Sullivan bought a 3500 Watt scooter he thought might get some interest from High Noon customers. High Noon got too busy in the following months to delve further into the electric vehicle business, but Nickerson and Sullivan saw an opportunity. They performed demonstrations wherever they could with the scooter and got a good response. They decided to buy more sporty vehicles, review them, and compile their favorites on a Web site for one-stop electric shopping.

Prices are comparable to non-electric models. An Electric Utility Vehicle goes for about $9,000 on the Whisper Sports Web site and the price tags vary down the line to a $225 sea scooter.
Buyers can get a price cut via a federal tax incentive worth 10 percent of the vehicle’s price, too.

A 10-year shelf-life for batteries and the eliminated need to replace a carburetor or fill up the vehicle’s tank with gas have appealed to some customers, said Nickerson.

“There’s no shifting, no exhaust, no oil leaks and no emissions,” she said.
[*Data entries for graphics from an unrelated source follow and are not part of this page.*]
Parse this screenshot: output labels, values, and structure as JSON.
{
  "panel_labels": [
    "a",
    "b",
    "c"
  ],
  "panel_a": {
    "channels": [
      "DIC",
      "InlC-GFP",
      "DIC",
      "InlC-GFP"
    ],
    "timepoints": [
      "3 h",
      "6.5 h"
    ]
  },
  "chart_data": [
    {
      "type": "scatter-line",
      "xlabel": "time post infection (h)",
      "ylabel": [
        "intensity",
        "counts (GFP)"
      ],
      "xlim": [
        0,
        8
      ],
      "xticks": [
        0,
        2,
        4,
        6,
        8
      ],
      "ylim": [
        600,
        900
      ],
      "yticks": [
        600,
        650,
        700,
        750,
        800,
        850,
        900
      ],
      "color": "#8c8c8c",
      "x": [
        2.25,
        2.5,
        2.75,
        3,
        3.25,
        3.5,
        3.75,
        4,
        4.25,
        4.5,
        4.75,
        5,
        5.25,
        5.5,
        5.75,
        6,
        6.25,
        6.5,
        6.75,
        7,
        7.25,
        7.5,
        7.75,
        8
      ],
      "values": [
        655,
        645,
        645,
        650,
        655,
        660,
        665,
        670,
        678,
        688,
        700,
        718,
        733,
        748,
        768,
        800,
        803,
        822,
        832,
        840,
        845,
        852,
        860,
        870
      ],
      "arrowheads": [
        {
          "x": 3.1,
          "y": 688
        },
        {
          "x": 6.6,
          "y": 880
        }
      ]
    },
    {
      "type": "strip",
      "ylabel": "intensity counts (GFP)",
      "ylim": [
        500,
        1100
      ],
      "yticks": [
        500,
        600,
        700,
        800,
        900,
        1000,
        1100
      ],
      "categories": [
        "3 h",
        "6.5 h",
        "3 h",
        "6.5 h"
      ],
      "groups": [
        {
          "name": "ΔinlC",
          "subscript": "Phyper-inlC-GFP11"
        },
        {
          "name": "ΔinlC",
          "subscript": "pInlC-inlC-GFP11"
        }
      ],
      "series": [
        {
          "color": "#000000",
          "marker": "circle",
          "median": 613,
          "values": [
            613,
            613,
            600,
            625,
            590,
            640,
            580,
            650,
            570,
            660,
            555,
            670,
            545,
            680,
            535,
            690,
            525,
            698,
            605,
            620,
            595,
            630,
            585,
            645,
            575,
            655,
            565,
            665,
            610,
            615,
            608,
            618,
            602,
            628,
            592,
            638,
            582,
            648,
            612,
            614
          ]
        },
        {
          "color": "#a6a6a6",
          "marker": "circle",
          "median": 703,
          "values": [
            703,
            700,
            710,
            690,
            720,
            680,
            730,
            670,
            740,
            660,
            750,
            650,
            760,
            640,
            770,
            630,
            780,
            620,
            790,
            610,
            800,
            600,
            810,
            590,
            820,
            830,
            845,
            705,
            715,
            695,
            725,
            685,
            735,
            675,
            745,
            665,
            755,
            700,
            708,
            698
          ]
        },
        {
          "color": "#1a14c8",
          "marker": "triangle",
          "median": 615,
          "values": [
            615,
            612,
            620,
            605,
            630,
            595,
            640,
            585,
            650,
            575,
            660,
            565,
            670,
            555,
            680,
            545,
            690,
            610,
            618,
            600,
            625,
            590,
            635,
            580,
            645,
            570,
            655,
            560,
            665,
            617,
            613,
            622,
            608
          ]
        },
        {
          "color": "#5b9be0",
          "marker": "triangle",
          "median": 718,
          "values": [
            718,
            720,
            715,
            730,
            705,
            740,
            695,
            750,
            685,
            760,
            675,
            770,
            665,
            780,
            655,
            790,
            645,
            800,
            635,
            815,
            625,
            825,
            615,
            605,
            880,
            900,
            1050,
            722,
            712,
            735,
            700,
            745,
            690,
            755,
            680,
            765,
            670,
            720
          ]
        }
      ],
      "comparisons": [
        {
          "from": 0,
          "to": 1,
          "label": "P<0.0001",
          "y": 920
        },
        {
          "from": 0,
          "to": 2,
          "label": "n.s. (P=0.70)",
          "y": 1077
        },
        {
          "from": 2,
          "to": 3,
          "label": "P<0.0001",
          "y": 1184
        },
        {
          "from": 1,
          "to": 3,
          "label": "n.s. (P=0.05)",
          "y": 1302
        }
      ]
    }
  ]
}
Anyone needing more convincing can e-mail .(JavaScript must be enabled to view this email address) or call 623-6022 to test-drive one of the models.

Sullivan said potential buyers need to understand electric vehicles can vroom down a highway as good as their gas-powered counterparts, but they can’t go as far on a single charge.

Battery life varies from 20 to 60 miles.

“They have a limitation and that’s what people have to understand,” Sullivan said. “It won’t go to Denver.”

If business booms, Sullivan and Nickerson said they hope to open a storefront.